Default readahead is already small for random patterns.
* **MADV_WILLNEED prefetch** is the clear winner on both backends, but the
benefit is dramatically larger on NVMe: **150K ops/s** (12× baseline) vs
3.6K (1.7× baseline) on EBS. NVMe's low latency means the prefetch thread
can keep the I/O pipeline full — most pages are already resident by the time
the reader reaches them.
* **batch128+WILLNEED** achieves sub-microsecond p50 on both backends, but
NVMe sustains **137K ops/s** vs 3.8K on EBS.
* **MADV_RANDOM + prefetch at 8 threads** reaches **241K ops/s** on NVMe
(19× baseline), approaching the all-resident rate.

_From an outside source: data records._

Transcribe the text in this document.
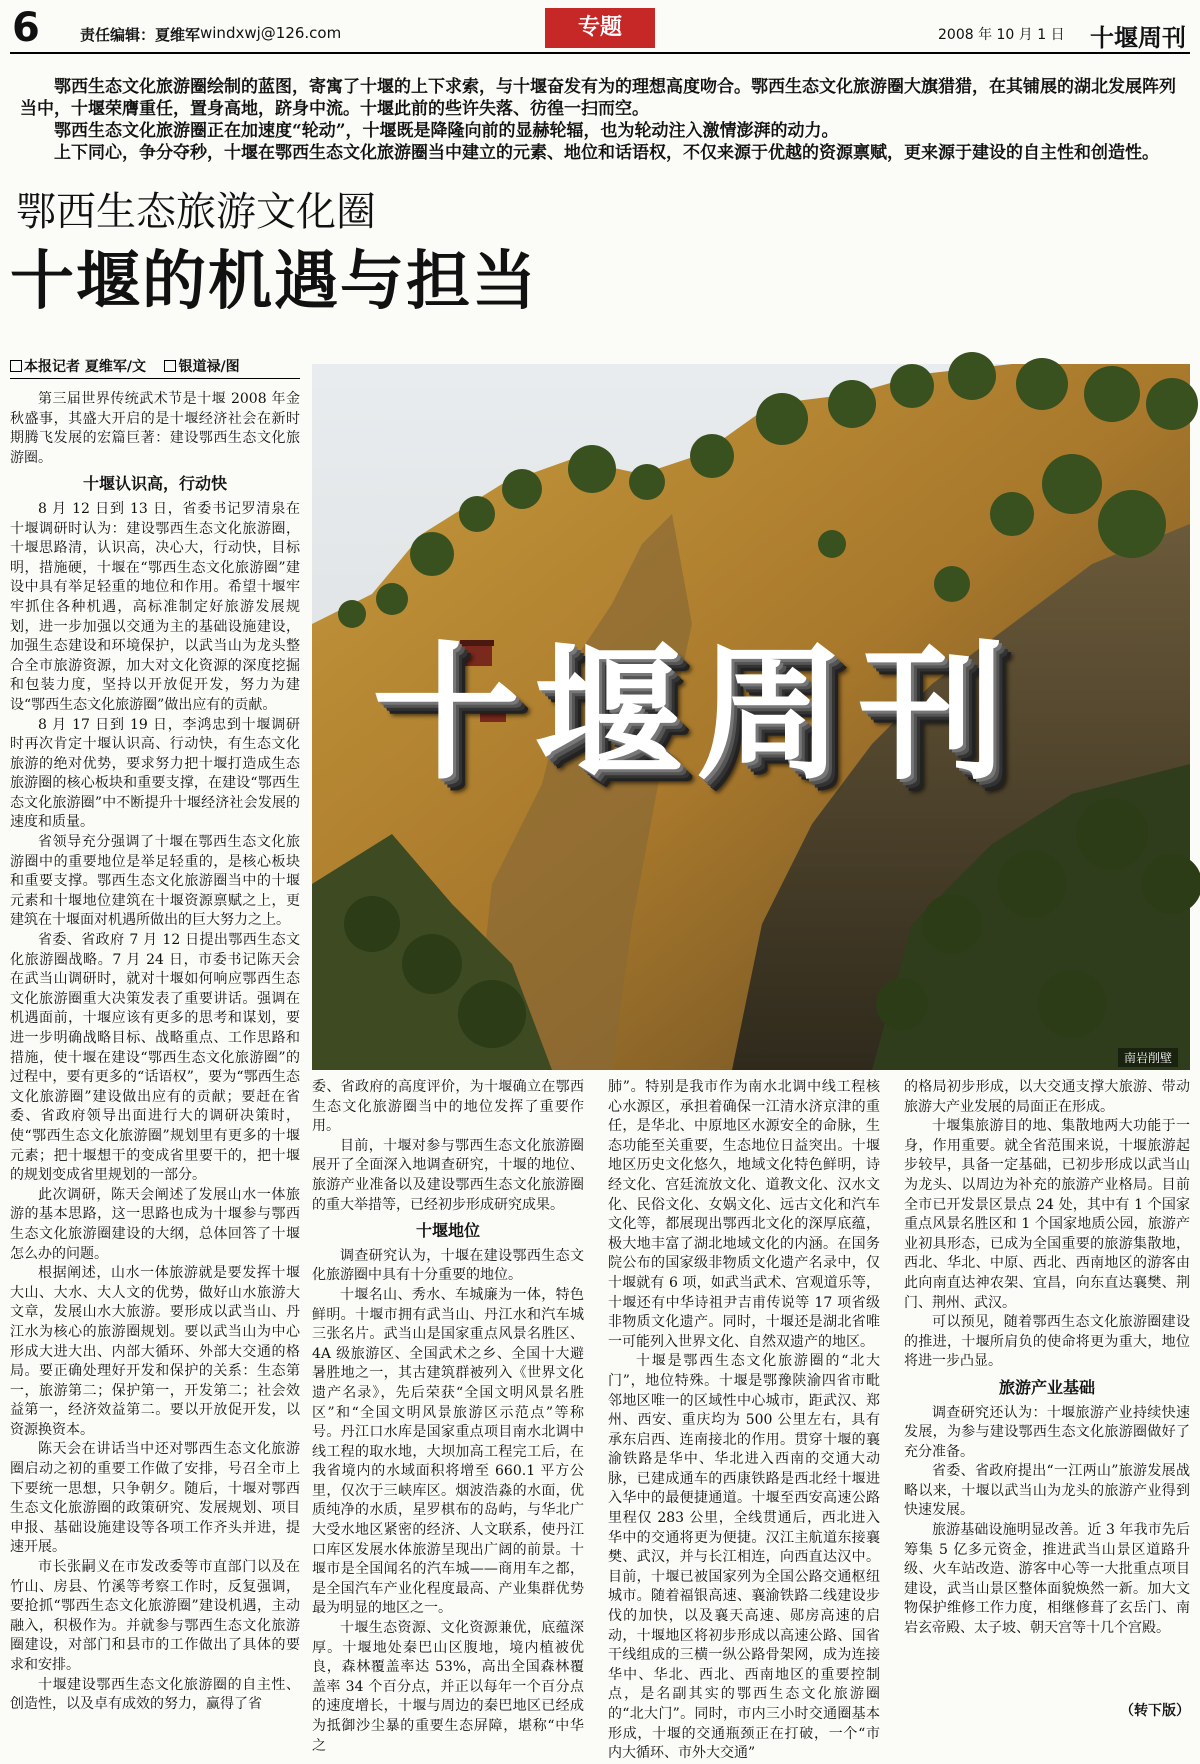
6	责任编辑：夏维军 windxwj@126.com	专题	2008 年 10 月 1 日 十堰周刊

鄂西生态文化旅游圈绘制的蓝图，寄寓了十堰的上下求索，与十堰奋发有为的理想高度吻合。鄂西生态文化旅游圈大旗猎猎，在其铺展的湖北发展阵列当中，十堰荣膺重任，置身高地，跻身中流。十堰此前的些许失落、彷徨一扫而空。

鄂西生态文化旅游圈正在加速度“轮动”，十堰既是降隆向前的显赫轮辐，也为轮动注入激情澎湃的动力。

上下同心，争分夺秒，十堰在鄂西生态文化旅游圈当中建立的元素、地位和话语权，不仅来源于优越的资源禀赋，更来源于建设的自主性和创造性。

鄂西生态旅游文化圈
十堰的机遇与担当
本报记者 夏维军/文 银道禄/图
十堰周刊
南岩削壁

第三届世界传统武术节是十堰 2008 年金秋盛事，其盛大开启的是十堰经济社会在新时期腾飞发展的宏篇巨著：建设鄂西生态文化旅游圈。

十堰认识高，行动快

8 月 12 日到 13 日，省委书记罗清泉在十堰调研时认为：建设鄂西生态文化旅游圈，十堰思路清，认识高，决心大，行动快，目标明，措施硬，十堰在“鄂西生态文化旅游圈”建设中具有举足轻重的地位和作用。希望十堰牢牢抓住各种机遇，高标准制定好旅游发展规划，进一步加强以交通为主的基础设施建设，加强生态建设和环境保护，以武当山为龙头整合全市旅游资源，加大对文化资源的深度挖掘和包装力度，坚持以开放促开发，努力为建设“鄂西生态文化旅游圈”做出应有的贡献。

8 月 17 日到 19 日，李鸿忠到十堰调研时再次肯定十堰认识高、行动快，有生态文化旅游的绝对优势，要求努力把十堰打造成生态旅游圈的核心板块和重要支撑，在建设“鄂西生态文化旅游圈”中不断提升十堰经济社会发展的速度和质量。

省领导充分强调了十堰在鄂西生态文化旅游圈中的重要地位是举足轻重的，是核心板块和重要支撑。鄂西生态文化旅游圈当中的十堰元素和十堰地位建筑在十堰资源禀赋之上，更建筑在十堰面对机遇所做出的巨大努力之上。

省委、省政府 7 月 12 日提出鄂西生态文化旅游圈战略。7 月 24 日，市委书记陈天会在武当山调研时，就对十堰如何响应鄂西生态文化旅游圈重大决策发表了重要讲话。强调在机遇面前，十堰应该有更多的思考和谋划，要进一步明确战略目标、战略重点、工作思路和措施，使十堰在建设“鄂西生态文化旅游圈”的过程中，要有更多的“话语权”，要为“鄂西生态文化旅游圈”建设做出应有的贡献；要赶在省委、省政府领导出面进行大的调研决策时，使“鄂西生态文化旅游圈”规划里有更多的十堰元素；把十堰想干的变成省里要干的，把十堰的规划变成省里规划的一部分。

此次调研，陈天会阐述了发展山水一体旅游的基本思路，这一思路也成为十堰参与鄂西生态文化旅游圈建设的大纲，总体回答了十堰怎么办的问题。

根据阐述，山水一体旅游就是要发挥十堰大山、大水、大人文的优势，做好山水旅游大文章，发展山水大旅游。要形成以武当山、丹江水为核心的旅游圈规划。要以武当山为中心形成大进大出、内部大循环、外部大交通的格局。要正确处理好开发和保护的关系：生态第一，旅游第二；保护第一，开发第二；社会效益第一，经济效益第二。要以开放促开发，以资源换资本。

陈天会在讲话当中还对鄂西生态文化旅游圈启动之初的重要工作做了安排，号召全市上下要统一思想，只争朝夕。随后，十堰对鄂西生态文化旅游圈的政策研究、发展规划、项目申报、基础设施建设等各项工作齐头并进，提速开展。

市长张嗣义在市发改委等市直部门以及在竹山、房县、竹溪等考察工作时，反复强调，要抢抓“鄂西生态文化旅游圈”建设机遇，主动融入，积极作为。并就参与鄂西生态文化旅游圈建设，对部门和县市的工作做出了具体的要求和安排。

十堰建设鄂西生态文化旅游圈的自主性、创造性，以及卓有成效的努力，赢得了省

委、省政府的高度评价，为十堰确立在鄂西生态文化旅游圈当中的地位发挥了重要作用。

目前，十堰对参与鄂西生态文化旅游圈展开了全面深入地调查研究，十堰的地位、旅游产业准备以及建设鄂西生态文化旅游圈的重大举措等，已经初步形成研究成果。

十堰地位

调查研究认为，十堰在建设鄂西生态文化旅游圈中具有十分重要的地位。

十堰名山、秀水、车城廉为一体，特色鲜明。十堰市拥有武当山、丹江水和汽车城三张名片。武当山是国家重点风景名胜区、4A 级旅游区、全国武术之乡、全国十大避暑胜地之一，其古建筑群被列入《世界文化遗产名录》，先后荣获“全国文明风景名胜区”和“全国文明风景旅游区示范点”等称号。丹江口水库是国家重点项目南水北调中线工程的取水地，大坝加高工程完工后，在我省境内的水域面积将增至 660.1 平方公里，仅次于三峡库区。烟波浩淼的水面，优质纯净的水质，星罗棋布的岛屿，与华北广大受水地区紧密的经济、人文联系，使丹江口库区发展水体旅游呈现出广阔的前景。十堰市是全国闻名的汽车城——商用车之都，是全国汽车产业化程度最高、产业集群优势最为明显的地区之一。

十堰生态资源、文化资源兼优，底蕴深厚。十堰地处秦巴山区腹地，境内植被优良，森林覆盖率达 53%，高出全国森林覆盖率 34 个百分点，并正以每年一个百分点的速度增长，十堰与周边的秦巴地区已经成为抵御沙尘暴的重要生态屏障，堪称“中华之

肺”。特别是我市作为南水北调中线工程核心水源区，承担着确保一江清水济京津的重任，是华北、中原地区水源安全的命脉，生态功能至关重要，生态地位日益突出。十堰地区历史文化悠久，地域文化特色鲜明，诗经文化、宫廷流放文化、道教文化、汉水文化、民俗文化、女娲文化、远古文化和汽车文化等，都展现出鄂西北文化的深厚底蕴，极大地丰富了湖北地域文化的内涵。在国务院公布的国家级非物质文化遗产名录中，仅十堰就有 6 项，如武当武术、宫观道乐等，十堰还有中华诗祖尹吉甫传说等 17 项省级非物质文化遗产。同时，十堰还是湖北省唯一可能列入世界文化、自然双遗产的地区。

十堰是鄂西生态文化旅游圈的“北大门”，地位特殊。十堰是鄂豫陕渝四省市毗邻地区唯一的区域性中心城市，距武汉、郑州、西安、重庆均为 500 公里左右，具有承东启西、连南接北的作用。贯穿十堰的襄渝铁路是华中、华北进入西南的交通大动脉，已建成通车的西康铁路是西北经十堰进入华中的最便捷通道。十堰至西安高速公路里程仅 283 公里，全线贯通后，西北进入华中的交通将更为便捷。汉江主航道东接襄樊、武汉，并与长江相连，向西直达汉中。目前，十堰已被国家列为全国公路交通枢纽城市。随着福银高速、襄渝铁路二线建设步伐的加快，以及襄天高速、郧房高速的启动，十堰地区将初步形成以高速公路、国省干线组成的三横一纵公路骨架网，成为连接华中、华北、西北、西南地区的重要控制点，是名副其实的鄂西生态文化旅游圈的“北大门”。同时，市内三小时交通圈基本形成，十堰的交通瓶颈正在打破，一个“市内大循环、市外大交通”

的格局初步形成，以大交通支撑大旅游、带动旅游大产业发展的局面正在形成。

十堰集旅游目的地、集散地两大功能于一身，作用重要。就全省范围来说，十堰旅游起步较早，具备一定基础，已初步形成以武当山为龙头、以周边为补充的旅游产业格局。目前全市已开发景区景点 24 处，其中有 1 个国家重点风景名胜区和 1 个国家地质公园，旅游产业初具形态，已成为全国重要的旅游集散地，西北、华北、中原、西北、西南地区的游客由此向南直达神农架、宜昌，向东直达襄樊、荆门、荆州、武汉。

可以预见，随着鄂西生态文化旅游圈建设的推进，十堰所肩负的使命将更为重大，地位将进一步凸显。

旅游产业基础

调查研究还认为：十堰旅游产业持续快速发展，为参与建设鄂西生态文化旅游圈做好了充分准备。

省委、省政府提出“一江两山”旅游发展战略以来，十堰以武当山为龙头的旅游产业得到快速发展。

旅游基础设施明显改善。近 3 年我市先后筹集 5 亿多元资金，推进武当山景区道路升级、火车站改造、游客中心等一大批重点项目建设，武当山景区整体面貌焕然一新。加大文物保护维修工作力度，相继修葺了玄岳门、南岩玄帝殿、太子坡、朝天宫等十几个宫殿。

（转下版）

On EBS the same strategy
managed 7K ops/s with a 263 ms max — the network round-trip dominates.
* No strategy degrades the all-fits case (~1.5M ops/s at 1 thread on NVMe).

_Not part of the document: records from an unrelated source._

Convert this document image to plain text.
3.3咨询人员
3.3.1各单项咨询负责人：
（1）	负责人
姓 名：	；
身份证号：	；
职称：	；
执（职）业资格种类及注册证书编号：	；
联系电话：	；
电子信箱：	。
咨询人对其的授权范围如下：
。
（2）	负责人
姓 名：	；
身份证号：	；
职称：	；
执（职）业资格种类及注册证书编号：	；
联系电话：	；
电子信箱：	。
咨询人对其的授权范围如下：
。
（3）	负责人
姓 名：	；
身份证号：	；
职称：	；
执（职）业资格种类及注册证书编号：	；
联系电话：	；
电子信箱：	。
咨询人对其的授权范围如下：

**Takeaway**: NVMe instance storage transforms swap from "emergency fallback"
to a viable tier. With prefetch, swapped data on NVMe approaches DRAM
throughput for batch workloads. EBS swap is only practical for cold data
that is rarely accessed.
These results motivate the `prefetch_hint` API: callers who know their access
pattern can issue MADV_WILLNEED on specific page ranges ahead of time.
## THP configuration
Check:
```sh
cat /sys/kernel/mm/transparent_hugepage/enabled
```
* `always` — THP on all anonymous mappings (lgalloc and sysalloc both benefit)
* `madvise` — THP only for regions with MADV_HUGEPAGE (lgalloc benefits, sysalloc does not)
* `never` — no THP (lgalloc's MADV_HUGEPAGE hint is a no-op, warns once)
The `sysalloc+nohuge` variants force 4K pages via MADV_NOHUGEPAGE regardless of this setting.